Adam Liptak has an excellent article describing the findings of an important recent study by Lee Epstein, William Landes and Richard Posner. The bottom line of the study -- that the Roberts Court is substantially more pro-business than its predecessors, including the Rehnquist Court -- will not be surprising to most Court watchers, but it's useful to have further empirical data. A few more points:
- The Roberts Court is not only very pro-business, it is more likely to hear cases affecting business interests than its predecessors. Court observers tend to focus on votes on the merits, but given the control the modern Court has over its docket, its priorities also matter a great deal in terms of case selection.
- Part of the explanation for this is that the Court's current conservatives have mostly become more conservative. This trend continues, as Alito and Roberts are even more consistently pro-business than Scalia and Thomas. But another factor is that the modern Court does not have any equivalent of William Brennan or Thurgood Marshall.
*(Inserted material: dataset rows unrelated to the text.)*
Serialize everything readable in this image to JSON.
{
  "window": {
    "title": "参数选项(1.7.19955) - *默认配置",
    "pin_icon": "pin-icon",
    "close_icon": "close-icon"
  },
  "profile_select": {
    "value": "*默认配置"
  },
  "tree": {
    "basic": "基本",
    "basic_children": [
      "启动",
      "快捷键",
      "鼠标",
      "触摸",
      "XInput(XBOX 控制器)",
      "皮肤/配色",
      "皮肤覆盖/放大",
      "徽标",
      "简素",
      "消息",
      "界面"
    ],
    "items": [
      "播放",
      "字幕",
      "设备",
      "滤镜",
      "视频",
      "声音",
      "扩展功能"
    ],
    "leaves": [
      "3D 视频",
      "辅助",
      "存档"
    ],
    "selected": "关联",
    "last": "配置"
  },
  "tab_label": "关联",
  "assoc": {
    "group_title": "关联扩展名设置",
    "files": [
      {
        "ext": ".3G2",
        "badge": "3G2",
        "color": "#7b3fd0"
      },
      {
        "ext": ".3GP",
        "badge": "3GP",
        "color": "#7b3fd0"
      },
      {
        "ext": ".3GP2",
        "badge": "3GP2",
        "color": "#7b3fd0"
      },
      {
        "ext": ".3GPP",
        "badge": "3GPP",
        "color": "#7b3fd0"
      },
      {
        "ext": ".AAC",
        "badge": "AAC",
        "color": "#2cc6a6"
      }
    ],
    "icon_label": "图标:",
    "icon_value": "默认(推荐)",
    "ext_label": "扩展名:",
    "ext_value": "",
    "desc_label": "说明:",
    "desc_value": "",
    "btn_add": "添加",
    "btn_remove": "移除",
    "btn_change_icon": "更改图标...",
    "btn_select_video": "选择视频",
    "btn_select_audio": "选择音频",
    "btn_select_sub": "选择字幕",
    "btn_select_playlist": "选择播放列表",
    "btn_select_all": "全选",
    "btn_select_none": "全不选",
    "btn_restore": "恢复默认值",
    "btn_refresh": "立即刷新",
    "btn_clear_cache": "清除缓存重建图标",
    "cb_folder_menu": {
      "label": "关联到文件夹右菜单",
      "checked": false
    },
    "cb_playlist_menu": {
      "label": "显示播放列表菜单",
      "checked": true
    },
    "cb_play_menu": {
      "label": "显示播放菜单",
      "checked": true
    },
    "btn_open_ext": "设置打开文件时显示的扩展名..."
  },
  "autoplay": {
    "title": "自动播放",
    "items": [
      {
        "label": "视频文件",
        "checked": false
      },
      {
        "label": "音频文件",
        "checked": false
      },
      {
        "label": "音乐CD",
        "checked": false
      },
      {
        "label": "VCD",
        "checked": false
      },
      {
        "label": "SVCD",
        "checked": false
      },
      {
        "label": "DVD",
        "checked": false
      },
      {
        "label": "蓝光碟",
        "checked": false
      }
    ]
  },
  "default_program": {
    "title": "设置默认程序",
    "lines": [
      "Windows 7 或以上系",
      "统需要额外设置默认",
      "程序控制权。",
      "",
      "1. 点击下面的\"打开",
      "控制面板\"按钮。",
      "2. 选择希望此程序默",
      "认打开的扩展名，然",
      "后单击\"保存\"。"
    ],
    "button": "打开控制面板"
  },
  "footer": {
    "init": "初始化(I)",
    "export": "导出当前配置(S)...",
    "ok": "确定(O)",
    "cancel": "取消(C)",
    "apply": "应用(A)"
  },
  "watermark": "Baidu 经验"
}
Stephen Breyer and Ruth Bader Ginsburg -- both of whom were pre-emptively approved by the Chamber of Commerce -- have much more pro-business voting records than Warren Court-era liberals.
- Another major factor here is the increasing mobilization of litigators serving business interests, part of the general phenomenon of conservative legal mobilization very well-documented in Steve Teles's book.
- The data about the votes cast in cases where the Chamber of Commerce files an amicus brief also provides more evidence for the increasing polarization of the Court under Roberts. Since 2006, the Court's conservative wing has become more conservative and its more liberal wing more liberal.